そう言って妹はリビングの方へ降りていった。


はぁ……尊い…


こうなったら、どう頑張ってでも妹の勇姿を見なければ……

出発前に新たな妹の観戦おしごとが生まれたのだった。





「あ!山永くん!おはよう御座います!!」


学校に到着すると、先に着いて待っていた恵梨さんが俺を見つけると手を振ってくれた。

いつも制服のイメージが強い恵梨さんだが、体育祭ということもあり朝から体操着。

服装が違うだけで印象が180度変わる。そのことを実感しながら恵梨さんの方に向かった。


「おはよう、もしかして待った?」


「あ、いえ、私も今来たところです」


デートの待ち合わせ文句のようになってしまったが、恵梨さんが特に気にする様子はなかった。


「じゃあ、さっそく行こうか」


まず、家庭科室に行って冷蔵庫で一晩冷やしたフルーツをカットする作業をしなければならない。
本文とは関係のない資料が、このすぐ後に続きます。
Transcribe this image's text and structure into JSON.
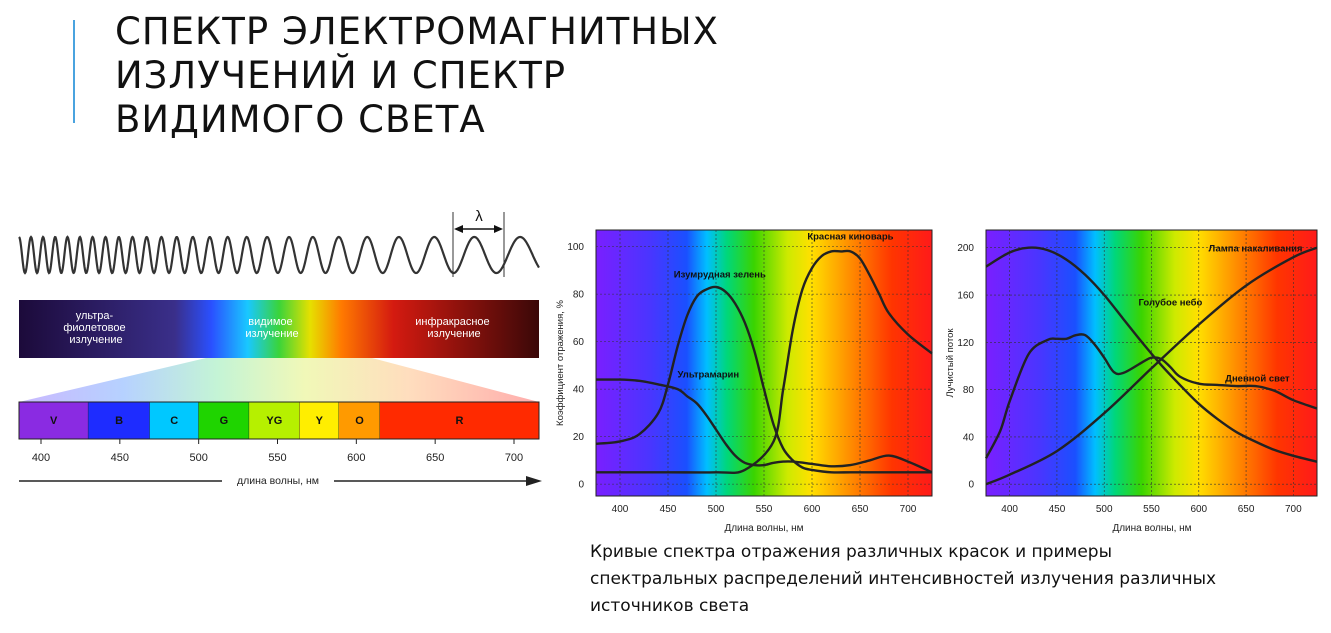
{
  "title": {
    "lines": [
      "СПЕКТР ЭЛЕКТРОМАГНИТНЫХ",
      "ИЗЛУЧЕНИЙ И СПЕКТР",
      "ВИДИМОГО СВЕТА"
    ]
  },
  "spectrum": {
    "wave_symbol": "λ",
    "bands": [
      {
        "lines": [
          "ультра-",
          "фиолетовое",
          "излучение"
        ]
      },
      {
        "lines": [
          "видимое",
          "излучение"
        ]
      },
      {
        "lines": [
          "инфракрасное",
          "излучение"
        ]
      }
    ],
    "colors": [
      {
        "label": "V",
        "from": 380,
        "to": 430,
        "color": "#8a2be2"
      },
      {
        "label": "B",
        "from": 430,
        "to": 469,
        "color": "#1e2cff"
      },
      {
        "label": "C",
        "from": 469,
        "to": 500,
        "color": "#00c8ff"
      },
      {
        "label": "G",
        "from": 500,
        "to": 532,
        "color": "#1fd400"
      },
      {
        "label": "YG",
        "from": 532,
        "to": 564,
        "color": "#b6f000"
      },
      {
        "label": "Y",
        "from": 564,
        "to": 589,
        "color": "#ffee00"
      },
      {
        "label": "O",
        "from": 589,
        "to": 615,
        "color": "#ff9a00"
      },
      {
        "label": "R",
        "from": 615,
        "to": 725,
        "color": "#ff2a00"
      }
    ],
    "ticks": [
      "400",
      "450",
      "500",
      "550",
      "600",
      "650",
      "700"
    ],
    "axis_label": "длина волны, нм"
  },
  "chart_data": [
    {
      "type": "line",
      "xlabel": "Длина волны, нм",
      "ylabel": "Коэффициент отражения, %",
      "xlim": [
        375,
        725
      ],
      "ylim": [
        -5,
        107
      ],
      "xticks": [
        400,
        450,
        500,
        550,
        600,
        650,
        700
      ],
      "yticks": [
        0,
        20,
        40,
        60,
        80,
        100
      ],
      "grid": true,
      "background": "visible spectrum gradient",
      "series": [
        {
          "name": "Изумрудная зелень",
          "x": [
            375,
            400,
            420,
            440,
            450,
            460,
            470,
            480,
            490,
            500,
            510,
            520,
            530,
            540,
            550,
            560,
            570,
            580,
            590,
            600,
            620,
            640,
            660,
            680,
            700,
            725
          ],
          "y": [
            17,
            18,
            21,
            30,
            42,
            58,
            71,
            79,
            82,
            83,
            81,
            76,
            68,
            56,
            40,
            25,
            15,
            10,
            7,
            6,
            5,
            5,
            5,
            5,
            5,
            5
          ]
        },
        {
          "name": "Красная киноварь",
          "x": [
            375,
            400,
            450,
            500,
            530,
            560,
            570,
            580,
            590,
            600,
            610,
            620,
            630,
            640,
            650,
            660,
            670,
            680,
            700,
            725
          ],
          "y": [
            5,
            5,
            5,
            5,
            6,
            18,
            40,
            65,
            82,
            91,
            96,
            98,
            98,
            98,
            95,
            88,
            80,
            72,
            63,
            55
          ]
        },
        {
          "name": "Ультрамарин",
          "x": [
            375,
            400,
            420,
            440,
            460,
            470,
            480,
            490,
            500,
            510,
            520,
            530,
            540,
            550,
            560,
            570,
            580,
            600,
            620,
            640,
            660,
            680,
            700,
            725
          ],
          "y": [
            44,
            44,
            43.5,
            42,
            40,
            37,
            34,
            29,
            23,
            17,
            12,
            9,
            8,
            8,
            9,
            9.5,
            9.5,
            8.5,
            7.5,
            8,
            10,
            12,
            9.5,
            5
          ]
        }
      ],
      "annotations": [
        "Красная киноварь",
        "Изумрудная зелень",
        "Ультрамарин"
      ]
    },
    {
      "type": "line",
      "xlabel": "Длина волны, нм",
      "ylabel": "Лучистый поток",
      "xlim": [
        375,
        725
      ],
      "ylim": [
        -10,
        215
      ],
      "xticks": [
        400,
        450,
        500,
        550,
        600,
        650,
        700
      ],
      "yticks": [
        0,
        40,
        80,
        120,
        160,
        200
      ],
      "grid": true,
      "background": "visible spectrum gradient",
      "series": [
        {
          "name": "Лампа накаливания",
          "x": [
            375,
            400,
            450,
            500,
            550,
            600,
            650,
            700,
            725
          ],
          "y": [
            0,
            8,
            28,
            60,
            98,
            135,
            168,
            192,
            200
          ]
        },
        {
          "name": "Голубое небо",
          "x": [
            375,
            400,
            420,
            440,
            460,
            480,
            500,
            520,
            540,
            560,
            580,
            600,
            620,
            640,
            660,
            680,
            700,
            725
          ],
          "y": [
            184,
            196,
            200,
            198,
            190,
            177,
            160,
            140,
            120,
            101,
            84,
            68,
            55,
            44,
            36,
            29,
            24,
            19
          ]
        },
        {
          "name": "Дневной свет",
          "x": [
            375,
            390,
            400,
            420,
            440,
            450,
            460,
            470,
            480,
            490,
            500,
            510,
            520,
            540,
            550,
            560,
            570,
            580,
            600,
            620,
            640,
            660,
            680,
            700,
            725
          ],
          "y": [
            22,
            45,
            70,
            110,
            122,
            123,
            123,
            126,
            126,
            118,
            107,
            95,
            94,
            103,
            107,
            106,
            99,
            91,
            85,
            84,
            83,
            83,
            79,
            71,
            64
          ]
        }
      ],
      "annotations": [
        "Лампа накаливания",
        "Голубое небо",
        "Дневной свет"
      ]
    }
  ],
  "caption": {
    "lines": [
      "Кривые спектра отражения различных красок и примеры",
      "спектральных распределений интенсивностей излучения различных",
      "источников света"
    ]
  }
}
開会式まであと二時間。効率よく作業することが大事で料理スキルの見せどころだ。


「あらためて、見るとよくこんなに冷蔵庫に入りましたね…」


圧巻の光景とは正にこのこと。

冷蔵庫を開くと、ドリンクとフルーツが所狭しと並んでいた。

伊達に2台の冷蔵庫を使ってないしな。


「じゃあ、さっそく始めますか」


「そうだ…!いい考えがあります。私たちせっかく家庭部同士なのでスキル対決しません?」


「スキル対決??」


「どちらが、キレイにより多くのフルーツをカットできるか。これは、この二時間の間だけの勝負です」


「なるほど……それは、確かに効率作業するのに、効果的だな。なにか賭けたりするのか?」


勝負ごとなら賭けはあった方が面白い。


「少しありふれていて安直ですが……こういうのは、どうですか?」


「というと……?」


「勝った方がひとつだけなんでも命令できる権利」


朝日が燦々と輝く教室の中、彼女は頬を緩ませ、それでもどこか真剣な雰囲気でこの賭けを持ち出した。


―――――――――――――――――――――――

すみません。

時間なくて間に合いそうにないので一旦ここで切ります。